Później scena z samobójstwem - pomyślałam - no nie - zaraz zabiją mi Mariko inaczej niż w książce - potem poczułam ulgę - by dosłownie za 5 minut prawie spaść z fotela przy scenie wybuchu drzwi!!!
I ten Yabu zdradziecki! Teraz wiadomo, że działa z Ishido - ale jak Blackthorne się o tym dowie - skoro razem przeżyją wybuch??!!

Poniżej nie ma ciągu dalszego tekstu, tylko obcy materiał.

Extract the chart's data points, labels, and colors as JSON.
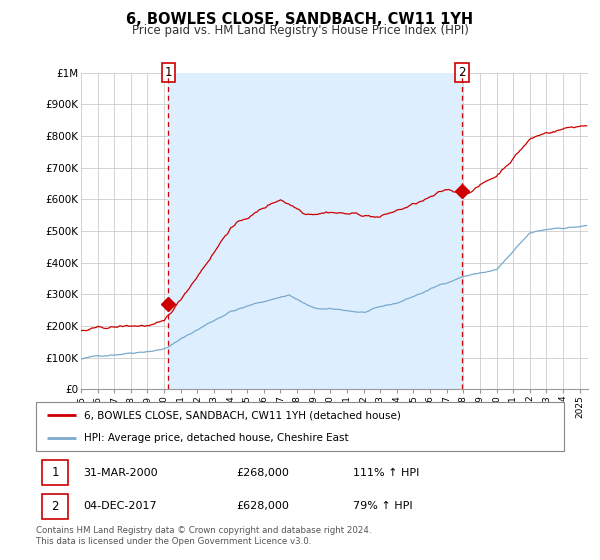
{
  "title": "6, BOWLES CLOSE, SANDBACH, CW11 1YH",
  "subtitle": "Price paid vs. HM Land Registry's House Price Index (HPI)",
  "legend_line1": "6, BOWLES CLOSE, SANDBACH, CW11 1YH (detached house)",
  "legend_line2": "HPI: Average price, detached house, Cheshire East",
  "annotation1_date": "31-MAR-2000",
  "annotation1_price": "£268,000",
  "annotation1_hpi": "111% ↑ HPI",
  "annotation2_date": "04-DEC-2017",
  "annotation2_price": "£628,000",
  "annotation2_hpi": "79% ↑ HPI",
  "footer": "Contains HM Land Registry data © Crown copyright and database right 2024.\nThis data is licensed under the Open Government Licence v3.0.",
  "vline1_x": 2000.25,
  "vline2_x": 2017.917,
  "marker1_x": 2000.25,
  "marker1_y": 268000,
  "marker2_x": 2017.917,
  "marker2_y": 628000,
  "xlim": [
    1995.0,
    2025.5
  ],
  "ylim": [
    0,
    1000000
  ],
  "ytick_labels": [
    "£0",
    "£100K",
    "£200K",
    "£300K",
    "£400K",
    "£500K",
    "£600K",
    "£700K",
    "£800K",
    "£900K",
    "£1M"
  ],
  "red_color": "#cc0000",
  "blue_color": "#7aaacc",
  "shade_color": "#ddeeff",
  "bg_color": "#ffffff",
  "grid_color": "#cccccc"
}
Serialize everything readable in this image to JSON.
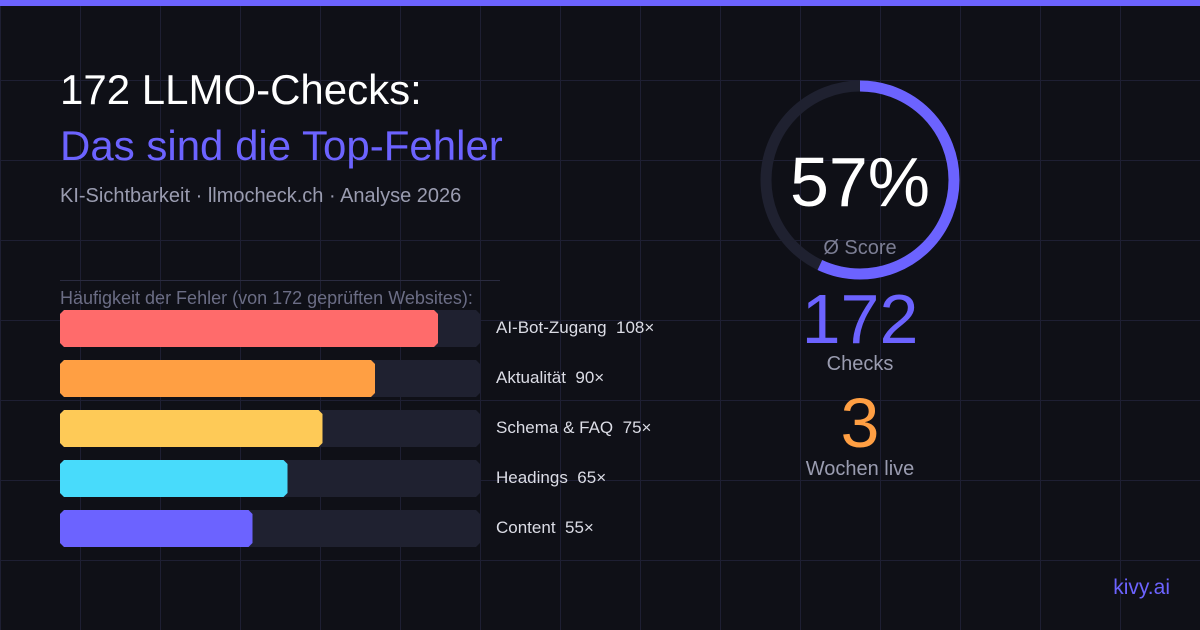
{
  "header": {
    "title_line1": "172 LLMO-Checks:",
    "title_line2": "Das sind die Top-Fehler",
    "subtitle": "KI-Sichtbarkeit · llmocheck.ch · Analyse 2026"
  },
  "colors": {
    "background": "#0f1017",
    "accent": "#6c63ff",
    "orange": "#ff9f43",
    "track": "#1f2130"
  },
  "chart_data": {
    "type": "bar",
    "orientation": "horizontal",
    "title": "Häufigkeit der Fehler (von 172 geprüften Websites):",
    "categories": [
      "AI-Bot-Zugang",
      "Aktualität",
      "Schema & FAQ",
      "Headings",
      "Content"
    ],
    "values": [
      108,
      90,
      75,
      65,
      55
    ],
    "value_labels": [
      "108×",
      "90×",
      "75×",
      "65×",
      "55×"
    ],
    "colors": [
      "#ff6b6b",
      "#ff9f43",
      "#feca57",
      "#48dbfb",
      "#6c63ff"
    ],
    "xlim": [
      0,
      120
    ],
    "grid": false
  },
  "score": {
    "value_label": "57%",
    "percent": 57,
    "label": "Ø Score"
  },
  "stats": [
    {
      "value": "172",
      "label": "Checks",
      "color": "#6c63ff"
    },
    {
      "value": "3",
      "label": "Wochen live",
      "color": "#ff9f43"
    }
  ],
  "brand": "kivy.ai"
}
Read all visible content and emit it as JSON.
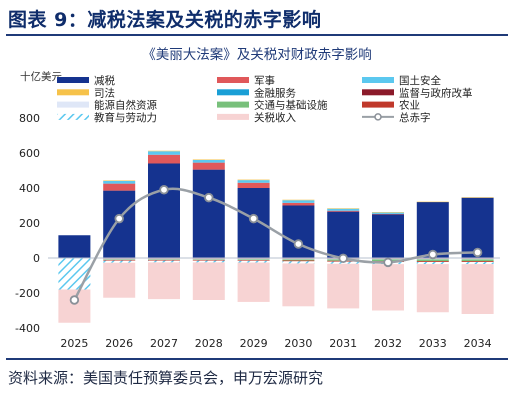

"Szkarłatne niebo" - to po prostu była cała akcja nielegalnego przejęcia władzy przez Toranagę, a Mariko - po prostu mu w tym pomagała. Była ważnym punktem, bo pochodziła ze znakomitego rodu, zarówno własnego, jak i przez małżeństwo i znała w dzieciństwie konkubinę zmarłego Taiko, który ustanowił Radę Regencyjną. Jej śmierć skłóciła Radę, b. zachodziła Ishido, a po prostu - chodziło o rozbicie jedności Rady - co Toranadze ( i historycznemu Ieyasu Tokugawie) udało się znakomicie. MAriko historycznie naprawdę istniała - a jej śmierć - bardzo zaszkodziła przeciwnikom Ieyasu.